Monday 15 October 2012

78 - Car Boot

Several early bird car-booters bagged bargains such as a packaged GPS for £20 and a pair of travel rugs for a fiver. The best deal had to be the alloys and slightly muddy tyres for a ton, but the Spear & Jackson stainless steel fork and spade were okay for a tenner. The boots, the overalls, and the box of disposable gloves were £10 the lot, after which pretty well all the forensic evidence was gone.

Sunday 7 October 2012

77 - Elizabeth David and Me

Early one Winter solstice I settled into the top deck of the X5 with Jack Kerouac as my companion and serenaded by kids from St Johns heading for their breakfast club. Down at street level, I saw the handwritten sign: trainee baker wanted – enquire within.
Sal, Dean and Marylou sat quietly in the ’49 Hudson waiting for me to get on board with them. Eddie was starving, but wasn’t he always?
I wondered.
The tall mist–enveloped beeches of the West Woods leaned towards the bus, the rising sun silhouetting us against their boughs. I’d criss-crossed the downs for over a year now, burning in the unremitting summer and freezing in snow-bound traffic. Was all this an escape?
The college catering course had left its indelible inedible stain on shelves of library books. There were five cracked copies in the same paperback edition of English Bread and Yeast Cookery, and there and then I fell in love with the woman who sold out enough to have her own cookery range, but not to the extent that she’d sell garlic presses.
We bicker now and then, Elizabeth David and me. She uses far too much salt, I complain, but maybe I just sold out more than she did in the matter of taste. And I can’t remember on which Midwest sidewalk I left Sal, Dean and Marylou, but Eddie and his kin visit me often.

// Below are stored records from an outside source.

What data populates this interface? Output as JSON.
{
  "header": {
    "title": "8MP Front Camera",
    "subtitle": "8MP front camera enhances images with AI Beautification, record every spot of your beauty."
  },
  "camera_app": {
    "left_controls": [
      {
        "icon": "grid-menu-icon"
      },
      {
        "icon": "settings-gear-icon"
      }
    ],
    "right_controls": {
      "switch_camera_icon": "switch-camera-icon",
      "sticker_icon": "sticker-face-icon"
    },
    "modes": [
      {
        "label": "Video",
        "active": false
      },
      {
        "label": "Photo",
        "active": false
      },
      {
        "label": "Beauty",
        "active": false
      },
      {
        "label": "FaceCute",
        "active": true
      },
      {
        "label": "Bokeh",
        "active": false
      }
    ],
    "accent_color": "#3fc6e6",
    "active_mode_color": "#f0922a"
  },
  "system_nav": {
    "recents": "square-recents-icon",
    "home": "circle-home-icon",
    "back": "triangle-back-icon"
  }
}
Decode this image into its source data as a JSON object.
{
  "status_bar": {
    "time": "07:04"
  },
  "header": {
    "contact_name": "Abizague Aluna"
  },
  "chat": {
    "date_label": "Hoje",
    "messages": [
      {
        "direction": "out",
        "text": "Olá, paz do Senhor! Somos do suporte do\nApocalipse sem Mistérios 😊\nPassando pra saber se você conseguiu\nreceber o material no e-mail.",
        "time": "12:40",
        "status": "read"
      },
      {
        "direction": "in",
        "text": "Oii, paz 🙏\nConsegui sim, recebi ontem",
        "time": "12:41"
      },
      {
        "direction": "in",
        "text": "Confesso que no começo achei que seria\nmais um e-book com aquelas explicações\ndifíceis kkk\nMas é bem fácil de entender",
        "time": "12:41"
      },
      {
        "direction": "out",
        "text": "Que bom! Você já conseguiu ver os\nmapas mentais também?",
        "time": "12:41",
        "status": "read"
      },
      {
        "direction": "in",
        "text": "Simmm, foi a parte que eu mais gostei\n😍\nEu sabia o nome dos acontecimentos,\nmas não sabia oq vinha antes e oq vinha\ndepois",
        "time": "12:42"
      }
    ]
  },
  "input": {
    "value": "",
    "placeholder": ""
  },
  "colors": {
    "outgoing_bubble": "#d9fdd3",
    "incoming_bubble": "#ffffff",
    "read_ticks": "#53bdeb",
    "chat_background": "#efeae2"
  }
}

There is always someone hanging around the rubbish skip in the car park behind the bakery.
Some of my best bread goes there.

Friday 5 October 2012

76 - After Dark

Night fell in the hydroponics lab as if ‘at the flick of a switch’, though only a few of my great-grandparents recalled seeing such a device. The texture of the silence mutated from livestock and distant traffic to wildlife and love-murmuring. There was the staccato snap of a twig broken underfoot, and my hearts skipped a beat. This was a simulation: where in hell did a twig come from, and who or what trod on it?